# Couple abalone pens



## bill (May 21, 2004)

Finished up one by request, so I went ahead and made a bigger pen. Rains sure put a end to my casting for a few days but so glad to have it.


----------



## Tortuga (May 21, 2004)

Man !!!! That makes beautiful pens, Bill


----------



## speckle-catcher (May 20, 2004)

good looking pens Bill, but the background is distracting.


----------



## lady linda (Nov 25, 2008)

I am impressed. Excellent.


----------



## Tortuga (May 21, 2004)

speckle-catcher said:


> good looking pens Bill, but the background is distracting.


Easy there, Shawn.
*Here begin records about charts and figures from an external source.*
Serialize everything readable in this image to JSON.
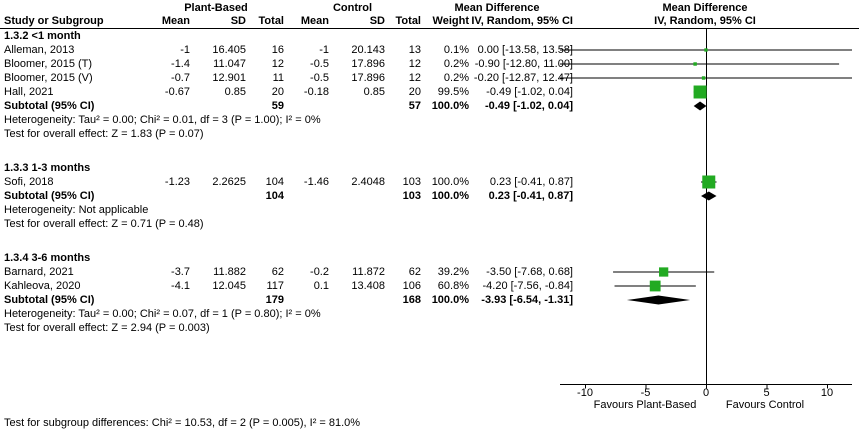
{
  "header": {
    "group1": "Plant-Based",
    "group2": "Control",
    "md": "Mean Difference",
    "method": "IV, Random, 95% CI",
    "cols": {
      "study": "Study or Subgroup",
      "mean": "Mean",
      "sd": "SD",
      "total": "Total",
      "weight": "Weight",
      "ci": "IV, Random, 95% CI"
    }
  },
  "colors": {
    "square": "#22AA22",
    "diamond": "#000000",
    "line": "#000000",
    "axis": "#000000"
  },
  "chart_data": {
    "type": "scatter",
    "subtype": "forest-plot",
    "effect_measure": "Mean Difference — IV, Random, 95% CI",
    "xlim": [
      -12,
      12
    ],
    "axis": {
      "ticks": [
        -10,
        -5,
        0,
        5,
        10
      ],
      "favours_left": "Favours Plant-Based",
      "favours_right": "Favours Control"
    },
    "groups": [
      {
        "title": "1.3.2 <1 month",
        "studies": [
          {
            "name": "Alleman, 2013",
            "mean1": "-1",
            "sd1": "16.405",
            "total1": "16",
            "mean2": "-1",
            "sd2": "20.143",
            "total2": "13",
            "weight": "0.1%",
            "ci_text": "0.00 [-13.58, 13.58]",
            "est": 0.0,
            "lo": -13.58,
            "hi": 13.58,
            "weight_pct": 0.1
          },
          {
            "name": "Bloomer, 2015 (T)",
            "mean1": "-1.4",
            "sd1": "11.047",
            "total1": "12",
            "mean2": "-0.5",
            "sd2": "17.896",
            "total2": "12",
            "weight": "0.2%",
            "ci_text": "-0.90 [-12.80, 11.00]",
            "est": -0.9,
            "lo": -12.8,
            "hi": 11.0,
            "weight_pct": 0.2
          },
          {
            "name": "Bloomer, 2015 (V)",
            "mean1": "-0.7",
            "sd1": "12.901",
            "total1": "11",
            "mean2": "-0.5",
            "sd2": "17.896",
            "total2": "12",
            "weight": "0.2%",
            "ci_text": "-0.20 [-12.87, 12.47]",
            "est": -0.2,
            "lo": -12.87,
            "hi": 12.47,
            "weight_pct": 0.2
          },
          {
            "name": "Hall, 2021",
            "mean1": "-0.67",
            "sd1": "0.85",
            "total1": "20",
            "mean2": "-0.18",
            "sd2": "0.85",
            "total2": "20",
            "weight": "99.5%",
            "ci_text": "-0.49 [-1.02, 0.04]",
            "est": -0.49,
            "lo": -1.02,
            "hi": 0.04,
            "weight_pct": 99.5
          }
        ],
        "subtotal": {
          "label": "Subtotal (95% CI)",
          "total1": "59",
          "total2": "57",
          "weight": "100.0%",
          "ci_text": "-0.49 [-1.02, 0.04]",
          "est": -0.49,
          "lo": -1.02,
          "hi": 0.04
        },
        "heterogeneity": "Heterogeneity: Tau² = 0.00; Chi² = 0.01, df = 3 (P = 1.00); I² = 0%",
        "overall_test": "Test for overall effect: Z = 1.83 (P = 0.07)"
      },
      {
        "title": "1.3.3 1-3 months",
        "studies": [
          {
            "name": "Sofi, 2018",
            "mean1": "-1.23",
            "sd1": "2.2625",
            "total1": "104",
            "mean2": "-1.46",
            "sd2": "2.4048",
            "total2": "103",
            "weight": "100.0%",
            "ci_text": "0.23 [-0.41, 0.87]",
            "est": 0.23,
            "lo": -0.41,
            "hi": 0.87,
            "weight_pct": 100.0
          }
        ],
        "subtotal": {
          "label": "Subtotal (95% CI)",
          "total1": "104",
          "total2": "103",
          "weight": "100.0%",
          "ci_text": "0.23 [-0.41, 0.87]",
          "est": 0.23,
          "lo": -0.41,
          "hi": 0.87
        },
        "heterogeneity": "Heterogeneity: Not applicable",
        "overall_test": "Test for overall effect: Z = 0.71 (P = 0.48)"
      },
      {
        "title": "1.3.4 3-6 months",
        "studies": [
          {
            "name": "Barnard, 2021",
            "mean1": "-3.7",
            "sd1": "11.882",
            "total1": "62",
            "mean2": "-0.2",
            "sd2": "11.872",
            "total2": "62",
            "weight": "39.2%",
            "ci_text": "-3.50 [-7.68, 0.68]",
            "est": -3.5,
            "lo": -7.68,
            "hi": 0.68,
            "weight_pct": 39.2
          },
          {
            "name": "Kahleova, 2020",
            "mean1": "-4.1",
            "sd1": "12.045",
            "total1": "117",
            "mean2": "0.1",
            "sd2": "13.408",
            "total2": "106",
            "weight": "60.8%",
            "ci_text": "-4.20 [-7.56, -0.84]",
            "est": -4.2,
            "lo": -7.56,
            "hi": -0.84,
            "weight_pct": 60.8
          }
        ],
        "subtotal": {
          "label": "Subtotal (95% CI)",
          "total1": "179",
          "total2": "168",
          "weight": "100.0%",
          "ci_text": "-3.93 [-6.54, -1.31]",
          "est": -3.93,
          "lo": -6.54,
          "hi": -1.31
        },
        "heterogeneity": "Heterogeneity: Tau² = 0.00; Chi² = 0.07, df = 1 (P = 0.80); I² = 0%",
        "overall_test": "Test for overall effect: Z = 2.94 (P = 0.003)"
      }
    ],
    "footer": "Test for subgroup differences: Chi² = 10.53, df = 2 (P = 0.005), I² = 81.0%"
  }
}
I'm betting that background is one of Bill's paintings.


----------



## JS Fog (Sep 4, 2012)

great set of pens!


----------



## bill (May 21, 2004)

LOL The background is one of my old paintings.
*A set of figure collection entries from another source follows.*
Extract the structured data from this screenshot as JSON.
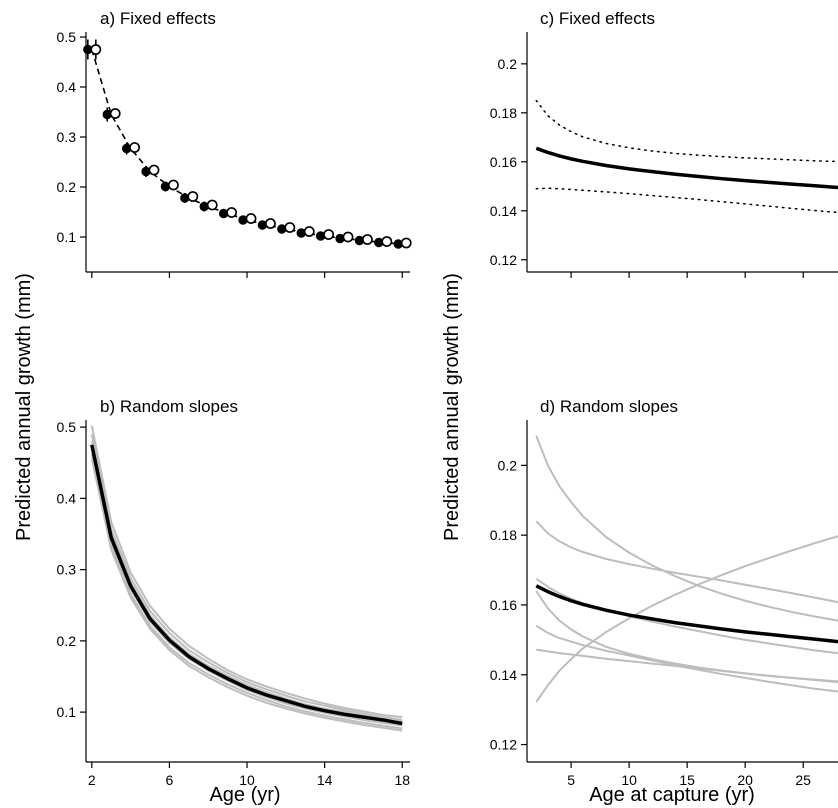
{
  "figure": {
    "left_ylabel": "Predicted annual growth (mm)",
    "right_ylabel": "Predicted annual growth (mm)",
    "left_xlabel": "Age (yr)",
    "right_xlabel": "Age at capture (yr)"
  },
  "chart_data": [
    {
      "id": "a",
      "type": "line",
      "title": "a) Fixed effects",
      "xlim": [
        1.7,
        18.4
      ],
      "ylim": [
        0.03,
        0.51
      ],
      "xticks": [
        2,
        6,
        10,
        14,
        18
      ],
      "yticks": [
        0.1,
        0.2,
        0.3,
        0.4,
        0.5
      ],
      "line_color": "#000000",
      "line_style": "dashed",
      "x": [
        2,
        3,
        4,
        5,
        6,
        7,
        8,
        9,
        10,
        11,
        12,
        13,
        14,
        15,
        16,
        17,
        18
      ],
      "series": [
        {
          "marker": "filled",
          "y": [
            0.475,
            0.345,
            0.277,
            0.231,
            0.201,
            0.178,
            0.161,
            0.147,
            0.134,
            0.124,
            0.116,
            0.108,
            0.102,
            0.097,
            0.093,
            0.089,
            0.086
          ],
          "err": [
            0.02,
            0.014,
            0.012,
            0.011,
            0.01,
            0.01,
            0.01,
            0.009,
            0.009,
            0.009,
            0.009,
            0.009,
            0.009,
            0.009,
            0.009,
            0.009,
            0.009
          ]
        },
        {
          "marker": "open",
          "y": [
            0.475,
            0.347,
            0.279,
            0.234,
            0.204,
            0.181,
            0.164,
            0.149,
            0.137,
            0.127,
            0.119,
            0.111,
            0.105,
            0.1,
            0.095,
            0.091,
            0.088
          ],
          "err": [
            0.02,
            0.01,
            0.008,
            0.007,
            0.007,
            0.007,
            0.007,
            0.006,
            0.006,
            0.006,
            0.006,
            0.006,
            0.006,
            0.006,
            0.006,
            0.006,
            0.006
          ]
        }
      ]
    },
    {
      "id": "b",
      "type": "line",
      "title": "b) Random slopes",
      "xlim": [
        1.7,
        18.4
      ],
      "ylim": [
        0.03,
        0.51
      ],
      "xticks": [
        2,
        6,
        10,
        14,
        18
      ],
      "yticks": [
        0.1,
        0.2,
        0.3,
        0.4,
        0.5
      ],
      "mean_color": "#000000",
      "random_color": "#bdbdbd",
      "x": [
        2,
        3,
        4,
        5,
        6,
        7,
        8,
        9,
        10,
        11,
        12,
        13,
        14,
        15,
        16,
        17,
        18
      ],
      "mean": [
        0.475,
        0.345,
        0.277,
        0.231,
        0.201,
        0.178,
        0.161,
        0.147,
        0.134,
        0.124,
        0.116,
        0.108,
        0.102,
        0.097,
        0.093,
        0.089,
        0.084
      ],
      "random": [
        [
          0.502,
          0.367,
          0.296,
          0.249,
          0.217,
          0.193,
          0.175,
          0.159,
          0.146,
          0.136,
          0.127,
          0.119,
          0.112,
          0.106,
          0.101,
          0.096,
          0.093
        ],
        [
          0.49,
          0.357,
          0.288,
          0.242,
          0.211,
          0.187,
          0.17,
          0.155,
          0.142,
          0.132,
          0.123,
          0.115,
          0.109,
          0.103,
          0.098,
          0.093,
          0.089
        ],
        [
          0.48,
          0.35,
          0.282,
          0.236,
          0.205,
          0.182,
          0.165,
          0.151,
          0.138,
          0.128,
          0.119,
          0.111,
          0.105,
          0.1,
          0.095,
          0.09,
          0.086
        ],
        [
          0.47,
          0.34,
          0.273,
          0.227,
          0.197,
          0.175,
          0.158,
          0.144,
          0.131,
          0.121,
          0.112,
          0.105,
          0.099,
          0.094,
          0.089,
          0.085,
          0.081
        ],
        [
          0.462,
          0.333,
          0.266,
          0.221,
          0.191,
          0.169,
          0.153,
          0.139,
          0.127,
          0.117,
          0.108,
          0.101,
          0.095,
          0.09,
          0.085,
          0.081,
          0.077
        ],
        [
          0.456,
          0.328,
          0.261,
          0.217,
          0.187,
          0.165,
          0.149,
          0.135,
          0.123,
          0.113,
          0.105,
          0.098,
          0.092,
          0.087,
          0.082,
          0.078,
          0.074
        ]
      ]
    },
    {
      "id": "c",
      "type": "line",
      "title": "c) Fixed effects",
      "xlim": [
        1.2,
        28.0
      ],
      "ylim": [
        0.115,
        0.213
      ],
      "xticks": [
        5,
        10,
        15,
        20,
        25
      ],
      "show_xtick_labels": false,
      "yticks": [
        0.12,
        0.14,
        0.16,
        0.18,
        0.2
      ],
      "x": [
        2,
        3,
        4,
        5,
        6,
        8,
        10,
        12,
        14,
        16,
        18,
        20,
        22,
        24,
        26,
        28
      ],
      "mean": [
        0.1655,
        0.1638,
        0.1624,
        0.1612,
        0.1602,
        0.1585,
        0.1571,
        0.156,
        0.1549,
        0.154,
        0.1531,
        0.1523,
        0.1516,
        0.1509,
        0.1502,
        0.1495
      ],
      "upper": [
        0.185,
        0.1788,
        0.175,
        0.1723,
        0.1702,
        0.1675,
        0.1657,
        0.1644,
        0.1634,
        0.1627,
        0.1621,
        0.1616,
        0.1612,
        0.1608,
        0.1604,
        0.1601
      ],
      "lower": [
        0.149,
        0.1492,
        0.149,
        0.1487,
        0.1484,
        0.1477,
        0.147,
        0.1462,
        0.1454,
        0.1446,
        0.1437,
        0.1428,
        0.1419,
        0.141,
        0.1401,
        0.1393
      ],
      "mean_color": "#000000",
      "ci_style": "dotted"
    },
    {
      "id": "d",
      "type": "line",
      "title": "d) Random slopes",
      "xlim": [
        1.2,
        28.0
      ],
      "ylim": [
        0.115,
        0.213
      ],
      "xticks": [
        5,
        10,
        15,
        20,
        25
      ],
      "yticks": [
        0.12,
        0.14,
        0.16,
        0.18,
        0.2
      ],
      "x": [
        2,
        3,
        4,
        5,
        6,
        8,
        10,
        12,
        14,
        16,
        18,
        20,
        22,
        24,
        26,
        28
      ],
      "mean": [
        0.1655,
        0.1638,
        0.1624,
        0.1612,
        0.1602,
        0.1585,
        0.1571,
        0.156,
        0.1549,
        0.154,
        0.1531,
        0.1523,
        0.1516,
        0.1509,
        0.1502,
        0.1495
      ],
      "mean_color": "#000000",
      "random_color": "#bdbdbd",
      "random": [
        [
          0.2085,
          0.2,
          0.194,
          0.1895,
          0.1855,
          0.1795,
          0.175,
          0.1713,
          0.1682,
          0.1655,
          0.1632,
          0.1612,
          0.1595,
          0.158,
          0.1567,
          0.1555
        ],
        [
          0.184,
          0.1805,
          0.1782,
          0.1765,
          0.1752,
          0.1732,
          0.1717,
          0.1704,
          0.1692,
          0.1681,
          0.167,
          0.1658,
          0.1646,
          0.1634,
          0.1621,
          0.1608
        ],
        [
          0.1675,
          0.1652,
          0.1633,
          0.1618,
          0.1605,
          0.1585,
          0.1568,
          0.1552,
          0.1538,
          0.1525,
          0.1512,
          0.15,
          0.149,
          0.148,
          0.147,
          0.1462
        ],
        [
          0.164,
          0.159,
          0.1555,
          0.153,
          0.151,
          0.148,
          0.146,
          0.1445,
          0.1432,
          0.1421,
          0.1412,
          0.1404,
          0.1397,
          0.1391,
          0.1386,
          0.1381
        ],
        [
          0.154,
          0.152,
          0.1505,
          0.1495,
          0.1485,
          0.1469,
          0.1455,
          0.1441,
          0.1427,
          0.1414,
          0.1402,
          0.1391,
          0.138,
          0.137,
          0.136,
          0.1352
        ],
        [
          0.1472,
          0.1467,
          0.1462,
          0.1458,
          0.1454,
          0.1446,
          0.1439,
          0.1432,
          0.1425,
          0.1418,
          0.1411,
          0.1404,
          0.1397,
          0.1391,
          0.1385,
          0.1379
        ],
        [
          0.1322,
          0.137,
          0.1412,
          0.1445,
          0.1475,
          0.1522,
          0.1562,
          0.1598,
          0.163,
          0.1659,
          0.1686,
          0.1711,
          0.1734,
          0.1756,
          0.1777,
          0.1797
        ]
      ]
    }
  ]
}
I had trouble getting a good shot of the pens (as usual) Tried solid, light and dark. Even these show a reflection from my light on the top pen at the coupling. They catch light at every angle and didn't notice it until after I posted. I figured if these bounce light around, then I might as well try something throwing light...even if just a painting. They look much better in hand.


----------



## DCAVA (Aug 5, 2013)

Tight pens Bill!!


----------



## Viking48 (Jan 24, 2006)

Those are mighty fancy.


----------



## Law Dog (Jul 27, 2010)

Great job, congrats!


----------



## ronbeaux (Mar 25, 2006)

Dayum! I aint showing no more more of mine...... That is just fabulous..


----------



## 47741 (Jan 5, 2010)

They do look cool in person!


----------